The first plant pan-genome was published in 2014, in a study by Li et al. The authors sequenced seven accessions of Glycine soja, a wild relative of cultivated soybean (Glycine max). Cultivated soybean has lost much of its genetic diversity through domestication, and so G. soja represents a potential source of new genes for soybean improvement. The seven accessions used represent 87% of the genetic diversity found in G. soja. Performing de novo assembly of the genomes rather than resequencing, the authors found that approximately 80% of the pan-genome is present in all seven accessions, representing the core genome of this species. However, the dispensable genome of G. soja contains more than 51% of gene families. Ultimately, this study concluded that having a single reference genome for a species does not adequately represent the genetic diversity across the population.

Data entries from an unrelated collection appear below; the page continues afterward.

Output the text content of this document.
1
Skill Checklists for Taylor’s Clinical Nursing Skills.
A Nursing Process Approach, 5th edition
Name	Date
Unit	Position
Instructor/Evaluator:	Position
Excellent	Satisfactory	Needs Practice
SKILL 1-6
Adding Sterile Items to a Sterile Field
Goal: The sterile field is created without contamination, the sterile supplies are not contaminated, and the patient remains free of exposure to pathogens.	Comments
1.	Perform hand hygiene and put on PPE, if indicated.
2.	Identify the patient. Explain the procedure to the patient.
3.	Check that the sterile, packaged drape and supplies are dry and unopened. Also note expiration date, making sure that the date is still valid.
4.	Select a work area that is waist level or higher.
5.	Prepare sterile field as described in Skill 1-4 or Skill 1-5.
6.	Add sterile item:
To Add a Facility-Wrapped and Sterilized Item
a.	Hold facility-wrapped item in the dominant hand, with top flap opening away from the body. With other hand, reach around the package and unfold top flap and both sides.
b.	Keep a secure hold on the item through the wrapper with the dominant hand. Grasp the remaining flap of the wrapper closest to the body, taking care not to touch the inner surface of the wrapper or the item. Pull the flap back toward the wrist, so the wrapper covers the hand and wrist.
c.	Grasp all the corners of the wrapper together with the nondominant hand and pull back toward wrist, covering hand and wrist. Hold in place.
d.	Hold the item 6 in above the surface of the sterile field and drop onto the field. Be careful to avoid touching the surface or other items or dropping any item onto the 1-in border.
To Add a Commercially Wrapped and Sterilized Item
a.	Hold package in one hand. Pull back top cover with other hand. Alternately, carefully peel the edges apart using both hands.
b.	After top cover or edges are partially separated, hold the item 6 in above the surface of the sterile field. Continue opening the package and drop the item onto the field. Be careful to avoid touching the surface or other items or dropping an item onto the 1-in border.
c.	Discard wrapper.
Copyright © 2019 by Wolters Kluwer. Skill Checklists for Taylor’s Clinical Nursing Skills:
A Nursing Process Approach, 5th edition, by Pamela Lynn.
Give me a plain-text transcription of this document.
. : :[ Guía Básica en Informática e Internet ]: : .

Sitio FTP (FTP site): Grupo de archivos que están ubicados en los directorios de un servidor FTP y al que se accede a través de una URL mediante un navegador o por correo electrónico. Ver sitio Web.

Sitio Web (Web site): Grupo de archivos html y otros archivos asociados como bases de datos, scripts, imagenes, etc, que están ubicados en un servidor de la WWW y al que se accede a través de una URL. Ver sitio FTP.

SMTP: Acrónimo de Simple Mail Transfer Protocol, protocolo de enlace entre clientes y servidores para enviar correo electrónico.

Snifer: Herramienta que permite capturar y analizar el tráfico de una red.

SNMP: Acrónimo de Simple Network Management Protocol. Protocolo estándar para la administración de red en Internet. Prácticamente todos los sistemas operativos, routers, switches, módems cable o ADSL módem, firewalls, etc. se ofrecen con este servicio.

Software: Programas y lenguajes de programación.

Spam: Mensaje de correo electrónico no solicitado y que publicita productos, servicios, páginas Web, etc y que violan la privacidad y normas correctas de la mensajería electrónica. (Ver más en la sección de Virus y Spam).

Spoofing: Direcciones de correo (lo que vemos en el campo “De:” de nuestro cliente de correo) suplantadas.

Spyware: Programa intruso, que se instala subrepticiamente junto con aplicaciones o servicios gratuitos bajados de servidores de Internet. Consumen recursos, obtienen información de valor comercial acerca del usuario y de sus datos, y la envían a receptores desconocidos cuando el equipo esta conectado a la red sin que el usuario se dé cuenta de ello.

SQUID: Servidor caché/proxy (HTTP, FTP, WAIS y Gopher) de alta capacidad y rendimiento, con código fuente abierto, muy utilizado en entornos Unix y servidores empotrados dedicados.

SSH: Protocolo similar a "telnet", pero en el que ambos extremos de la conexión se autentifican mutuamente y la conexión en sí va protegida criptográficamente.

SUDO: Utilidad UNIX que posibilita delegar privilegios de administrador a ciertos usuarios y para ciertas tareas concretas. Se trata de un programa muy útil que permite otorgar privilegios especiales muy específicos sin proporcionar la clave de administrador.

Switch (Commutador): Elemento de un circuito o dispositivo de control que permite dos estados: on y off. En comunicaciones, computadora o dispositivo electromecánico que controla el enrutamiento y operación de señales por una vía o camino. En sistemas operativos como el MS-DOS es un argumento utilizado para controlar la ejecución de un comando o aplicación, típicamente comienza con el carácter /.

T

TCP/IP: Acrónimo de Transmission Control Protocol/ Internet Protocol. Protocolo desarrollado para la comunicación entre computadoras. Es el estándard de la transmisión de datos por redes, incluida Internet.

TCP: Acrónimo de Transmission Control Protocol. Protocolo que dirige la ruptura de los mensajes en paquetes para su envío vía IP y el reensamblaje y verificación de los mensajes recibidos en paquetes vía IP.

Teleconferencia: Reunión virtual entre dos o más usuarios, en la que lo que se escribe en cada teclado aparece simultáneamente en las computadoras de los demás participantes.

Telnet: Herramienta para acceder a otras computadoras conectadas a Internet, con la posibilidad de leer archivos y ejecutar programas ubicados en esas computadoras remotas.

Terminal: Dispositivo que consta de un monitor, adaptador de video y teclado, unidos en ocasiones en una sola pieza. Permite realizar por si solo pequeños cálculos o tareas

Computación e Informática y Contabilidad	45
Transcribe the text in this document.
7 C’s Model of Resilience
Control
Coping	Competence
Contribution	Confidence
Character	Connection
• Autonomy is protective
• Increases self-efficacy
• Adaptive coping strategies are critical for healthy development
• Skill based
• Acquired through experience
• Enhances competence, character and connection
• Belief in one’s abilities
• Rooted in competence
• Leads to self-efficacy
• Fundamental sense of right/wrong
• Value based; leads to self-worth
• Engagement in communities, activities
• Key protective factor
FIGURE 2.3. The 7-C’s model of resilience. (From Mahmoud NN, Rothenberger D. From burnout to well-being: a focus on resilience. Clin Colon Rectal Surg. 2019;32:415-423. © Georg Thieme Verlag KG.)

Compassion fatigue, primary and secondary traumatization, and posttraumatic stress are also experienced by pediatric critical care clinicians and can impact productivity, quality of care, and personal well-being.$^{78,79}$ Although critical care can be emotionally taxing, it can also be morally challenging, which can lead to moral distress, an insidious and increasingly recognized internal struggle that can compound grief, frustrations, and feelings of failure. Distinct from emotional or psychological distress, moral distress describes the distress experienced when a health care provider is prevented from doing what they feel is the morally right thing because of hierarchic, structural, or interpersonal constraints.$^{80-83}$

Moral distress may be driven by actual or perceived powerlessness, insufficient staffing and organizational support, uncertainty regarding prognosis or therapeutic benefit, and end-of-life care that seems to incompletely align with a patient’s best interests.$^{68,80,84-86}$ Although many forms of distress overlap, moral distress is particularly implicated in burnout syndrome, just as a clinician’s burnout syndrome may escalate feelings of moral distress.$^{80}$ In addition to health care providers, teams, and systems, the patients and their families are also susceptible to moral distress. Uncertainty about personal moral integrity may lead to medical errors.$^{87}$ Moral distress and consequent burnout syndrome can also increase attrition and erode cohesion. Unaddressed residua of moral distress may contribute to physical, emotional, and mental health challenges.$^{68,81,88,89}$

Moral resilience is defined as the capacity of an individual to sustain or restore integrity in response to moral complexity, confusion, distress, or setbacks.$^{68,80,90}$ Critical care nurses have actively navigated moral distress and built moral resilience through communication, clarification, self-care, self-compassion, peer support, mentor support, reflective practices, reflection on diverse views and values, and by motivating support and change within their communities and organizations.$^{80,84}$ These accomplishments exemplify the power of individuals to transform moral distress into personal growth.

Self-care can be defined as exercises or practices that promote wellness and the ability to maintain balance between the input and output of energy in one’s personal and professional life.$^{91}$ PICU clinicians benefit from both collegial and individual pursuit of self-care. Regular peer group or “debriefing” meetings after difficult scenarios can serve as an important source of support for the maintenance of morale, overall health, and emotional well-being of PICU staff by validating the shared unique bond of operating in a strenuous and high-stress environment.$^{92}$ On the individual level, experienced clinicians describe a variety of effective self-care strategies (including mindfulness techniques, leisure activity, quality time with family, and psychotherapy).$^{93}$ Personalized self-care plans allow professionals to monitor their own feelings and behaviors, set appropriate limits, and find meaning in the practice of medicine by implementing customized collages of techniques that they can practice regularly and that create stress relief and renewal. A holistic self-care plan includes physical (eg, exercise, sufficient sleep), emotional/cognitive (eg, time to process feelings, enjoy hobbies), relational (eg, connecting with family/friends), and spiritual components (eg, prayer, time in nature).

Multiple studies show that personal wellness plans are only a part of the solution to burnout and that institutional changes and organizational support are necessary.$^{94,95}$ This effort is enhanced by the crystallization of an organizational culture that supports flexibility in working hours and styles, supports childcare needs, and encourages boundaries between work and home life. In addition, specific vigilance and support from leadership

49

Subsequent plant pan-genomes have equally shown the importance of looking at the entire gene repertoire in a species. A study of 54 lines of the grass Brachypodium distachyon yielded a pan-genome containing twice the number of genes found in any single individual. Many of the genes found in the dispensable genome are involved in functions such as biotic stress response and development. Indeed, disease resistance genes are among the 4,873 genes in the tomato dispensable genome. As climate change and decreases in arable land worsen, these pools of genetic diversity in the dispensable genome represent a promising avenue for introducing beneficial genes into important crop species.
The inadequacy of single reference genomes is not reserved to plants. A study by Sherman et al., published in 2018, sequenced a dataset of 910 human individuals of African descent, working towards assembling a human pan-genome. The authors estimated that up to 10% of the sequences in the total genome are missing from the reference, many of which fall within protein-coding genes. Having a human pan-genome — or the pan-genome of a subset of the human population — allows the discovery of variants that are missing from the reference genome but may be associated with specific phenotypes. Attempts to create a human pan-genome are relatively rare compared with other species, although efforts are underway to capture global diversity.
Major challenges remain. The studies by Li et al. and Sherman et al. were conducted using short-read sequencing. This requires increased sequencing coverage to ensure sufficient coverage to identify variants with confidence. The complexity of human and plant genomes makes assembly of deep sequencing reads time-consuming and computationally expensive. For example, no computational tool exists that is powerful enough to assemble a pan-genome representing all human sequence variation. Advances in sequencing technology and computational tools to assemble genomes should facilitate the construction and study of pan-genomes from humans, plants and many other species.